Mon retour d’expérience : 4 mois (presque) sans internet

L’été passé, j’en ai fait l’expérience un peu malgré moi. Je suis parti voyager autour du monde pendant quatre mois, en étant presque totalement déconnecté (simplement car la data à l’étranger coûte cher). Ce n’était pas toujours une partie de plaisir. Au début, le manque est physique ; on cherche son téléphone au moindre moment de vide. Mais passée cette phase de sevrage, j’ai réalisé à quel point notre pensée est fragmentée par le bourdonnement permanent des notifications. On redécouvre une forme de profondeur que l’on pensait disparue.

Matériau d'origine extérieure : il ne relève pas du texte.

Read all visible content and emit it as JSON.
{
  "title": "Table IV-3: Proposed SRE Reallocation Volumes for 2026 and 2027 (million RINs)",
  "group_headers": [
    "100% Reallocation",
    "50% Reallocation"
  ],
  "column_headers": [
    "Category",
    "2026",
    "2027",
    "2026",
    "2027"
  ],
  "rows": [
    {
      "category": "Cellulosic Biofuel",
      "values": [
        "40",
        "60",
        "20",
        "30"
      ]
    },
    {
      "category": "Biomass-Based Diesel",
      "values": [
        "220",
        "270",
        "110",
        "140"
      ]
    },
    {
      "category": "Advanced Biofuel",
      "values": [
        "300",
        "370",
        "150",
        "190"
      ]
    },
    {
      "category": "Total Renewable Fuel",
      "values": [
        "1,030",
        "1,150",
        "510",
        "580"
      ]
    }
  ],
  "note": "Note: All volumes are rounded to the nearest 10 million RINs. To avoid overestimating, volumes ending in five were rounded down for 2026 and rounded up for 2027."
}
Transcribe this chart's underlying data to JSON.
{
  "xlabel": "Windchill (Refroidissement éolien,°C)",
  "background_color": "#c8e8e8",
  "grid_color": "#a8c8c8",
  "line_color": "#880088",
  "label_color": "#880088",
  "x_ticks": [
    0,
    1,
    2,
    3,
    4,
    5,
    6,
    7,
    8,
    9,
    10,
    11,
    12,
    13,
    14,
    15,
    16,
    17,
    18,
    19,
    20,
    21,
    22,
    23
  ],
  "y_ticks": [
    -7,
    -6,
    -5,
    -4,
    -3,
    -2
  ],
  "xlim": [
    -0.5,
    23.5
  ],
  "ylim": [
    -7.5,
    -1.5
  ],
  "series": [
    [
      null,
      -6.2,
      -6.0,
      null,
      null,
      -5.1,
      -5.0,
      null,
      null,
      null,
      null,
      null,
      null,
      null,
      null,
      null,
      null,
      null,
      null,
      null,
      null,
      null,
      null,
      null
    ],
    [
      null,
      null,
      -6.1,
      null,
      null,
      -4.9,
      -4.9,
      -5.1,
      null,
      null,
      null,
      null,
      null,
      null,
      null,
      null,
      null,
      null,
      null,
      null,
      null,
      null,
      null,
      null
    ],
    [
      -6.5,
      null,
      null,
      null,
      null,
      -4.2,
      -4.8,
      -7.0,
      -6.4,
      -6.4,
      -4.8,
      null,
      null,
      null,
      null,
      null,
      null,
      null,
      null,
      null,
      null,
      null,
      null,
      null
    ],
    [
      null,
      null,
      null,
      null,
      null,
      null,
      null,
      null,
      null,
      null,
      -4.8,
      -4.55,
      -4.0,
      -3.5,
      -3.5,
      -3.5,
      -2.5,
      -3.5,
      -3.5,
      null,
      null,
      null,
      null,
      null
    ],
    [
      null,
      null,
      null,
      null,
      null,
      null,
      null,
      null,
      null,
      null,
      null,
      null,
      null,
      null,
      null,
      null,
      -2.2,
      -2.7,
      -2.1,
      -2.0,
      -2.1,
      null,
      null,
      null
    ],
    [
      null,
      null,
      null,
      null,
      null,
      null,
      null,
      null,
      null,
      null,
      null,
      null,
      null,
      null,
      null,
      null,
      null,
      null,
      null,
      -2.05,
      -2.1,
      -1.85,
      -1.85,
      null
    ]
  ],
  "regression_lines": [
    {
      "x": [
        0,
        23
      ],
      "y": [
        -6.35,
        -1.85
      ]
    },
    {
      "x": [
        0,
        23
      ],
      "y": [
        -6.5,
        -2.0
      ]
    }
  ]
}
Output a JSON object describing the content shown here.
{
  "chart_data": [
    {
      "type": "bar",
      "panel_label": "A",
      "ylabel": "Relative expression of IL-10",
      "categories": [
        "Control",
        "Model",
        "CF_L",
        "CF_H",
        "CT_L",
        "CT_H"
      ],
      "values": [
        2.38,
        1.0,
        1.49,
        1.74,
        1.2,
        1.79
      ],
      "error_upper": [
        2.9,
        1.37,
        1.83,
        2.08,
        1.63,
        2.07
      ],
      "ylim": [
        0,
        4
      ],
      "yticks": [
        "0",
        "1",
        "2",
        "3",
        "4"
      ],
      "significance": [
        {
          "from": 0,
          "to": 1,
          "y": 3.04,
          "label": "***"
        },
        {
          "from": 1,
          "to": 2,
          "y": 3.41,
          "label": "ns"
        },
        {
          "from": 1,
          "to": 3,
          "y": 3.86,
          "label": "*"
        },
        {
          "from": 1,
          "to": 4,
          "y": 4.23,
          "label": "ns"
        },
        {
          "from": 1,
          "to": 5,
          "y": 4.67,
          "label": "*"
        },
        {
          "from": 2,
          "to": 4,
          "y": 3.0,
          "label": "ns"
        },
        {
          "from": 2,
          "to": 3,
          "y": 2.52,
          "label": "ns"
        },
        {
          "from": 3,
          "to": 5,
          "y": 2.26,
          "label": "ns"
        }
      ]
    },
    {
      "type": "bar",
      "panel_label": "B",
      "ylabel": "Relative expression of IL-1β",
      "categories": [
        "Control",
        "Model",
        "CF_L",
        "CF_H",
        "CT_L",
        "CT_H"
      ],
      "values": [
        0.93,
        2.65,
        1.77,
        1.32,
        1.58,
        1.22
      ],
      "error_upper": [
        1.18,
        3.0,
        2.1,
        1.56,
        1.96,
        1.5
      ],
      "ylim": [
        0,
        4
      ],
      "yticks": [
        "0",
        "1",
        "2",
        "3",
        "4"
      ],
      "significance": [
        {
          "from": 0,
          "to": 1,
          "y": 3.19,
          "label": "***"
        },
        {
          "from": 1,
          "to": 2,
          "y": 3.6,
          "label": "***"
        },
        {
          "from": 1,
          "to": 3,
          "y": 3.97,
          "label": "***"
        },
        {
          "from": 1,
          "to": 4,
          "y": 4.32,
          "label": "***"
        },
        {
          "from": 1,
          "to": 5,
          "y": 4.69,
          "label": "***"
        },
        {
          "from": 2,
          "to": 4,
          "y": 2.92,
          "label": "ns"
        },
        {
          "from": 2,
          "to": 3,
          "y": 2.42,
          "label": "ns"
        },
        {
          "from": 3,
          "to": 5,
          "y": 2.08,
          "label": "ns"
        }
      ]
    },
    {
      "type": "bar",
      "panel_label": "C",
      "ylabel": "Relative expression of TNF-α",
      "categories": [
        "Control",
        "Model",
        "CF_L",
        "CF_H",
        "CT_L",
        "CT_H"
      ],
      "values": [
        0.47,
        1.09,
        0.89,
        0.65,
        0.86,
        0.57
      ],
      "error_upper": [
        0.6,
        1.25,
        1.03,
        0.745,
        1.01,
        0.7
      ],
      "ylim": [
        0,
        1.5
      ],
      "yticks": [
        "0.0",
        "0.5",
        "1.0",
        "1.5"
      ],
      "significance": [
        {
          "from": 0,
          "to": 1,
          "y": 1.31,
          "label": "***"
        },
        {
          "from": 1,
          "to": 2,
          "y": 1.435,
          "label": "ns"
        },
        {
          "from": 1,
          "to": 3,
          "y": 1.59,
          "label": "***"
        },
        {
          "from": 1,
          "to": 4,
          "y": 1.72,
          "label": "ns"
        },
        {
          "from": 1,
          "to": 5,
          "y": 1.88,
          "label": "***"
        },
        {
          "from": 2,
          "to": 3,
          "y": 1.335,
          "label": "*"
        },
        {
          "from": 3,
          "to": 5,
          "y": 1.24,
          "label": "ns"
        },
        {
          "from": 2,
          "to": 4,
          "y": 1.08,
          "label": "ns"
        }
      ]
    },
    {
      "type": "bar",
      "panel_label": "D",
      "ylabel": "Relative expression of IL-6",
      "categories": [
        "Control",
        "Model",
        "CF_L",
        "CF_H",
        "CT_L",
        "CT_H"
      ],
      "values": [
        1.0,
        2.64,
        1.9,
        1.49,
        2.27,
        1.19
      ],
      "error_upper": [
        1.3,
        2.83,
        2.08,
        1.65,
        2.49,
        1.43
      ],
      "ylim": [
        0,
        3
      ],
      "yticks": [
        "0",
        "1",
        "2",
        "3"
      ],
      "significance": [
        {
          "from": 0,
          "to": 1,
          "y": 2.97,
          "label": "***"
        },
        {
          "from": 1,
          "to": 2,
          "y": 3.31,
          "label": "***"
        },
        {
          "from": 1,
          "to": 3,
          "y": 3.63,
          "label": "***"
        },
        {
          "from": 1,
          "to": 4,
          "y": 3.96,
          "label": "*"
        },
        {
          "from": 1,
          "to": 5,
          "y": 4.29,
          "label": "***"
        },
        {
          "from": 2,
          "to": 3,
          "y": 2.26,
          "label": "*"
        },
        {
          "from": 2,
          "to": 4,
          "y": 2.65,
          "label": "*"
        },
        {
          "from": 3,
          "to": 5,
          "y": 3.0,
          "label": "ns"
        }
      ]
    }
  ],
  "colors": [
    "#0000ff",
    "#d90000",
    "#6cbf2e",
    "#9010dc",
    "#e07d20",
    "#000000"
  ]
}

En pleine détox numérique en Bolivie
Moi en pleine détox numérique en Bolivie au beau milieu du Salar d’Uyuni

Si l’envie de débrancher vous prend, ne vous fixez pas des objectifs impossibles si vous ne pouvez pas partir aussi longtemps. Une « déconnexion » peut commencer par des gestes modestes mais symboliques : laisser son téléphone dans une autre pièce le temps d’un dîner, s’autoriser une promenade sans écouteurs pour écouter la ville ou la nature, ou simplement résister à la tentation de transformer un moment précieux entre amis en « contenu » pour l’algorithme.

Dans un monde construit pour la capture, l’analyse et le partage constants de chaque seconde de nos vies, laisser quelque chose exister uniquement dans l’instant présent, sans témoin numérique, est peut-être la forme de résistance la plus radicale et la plus réparatrice qui soit.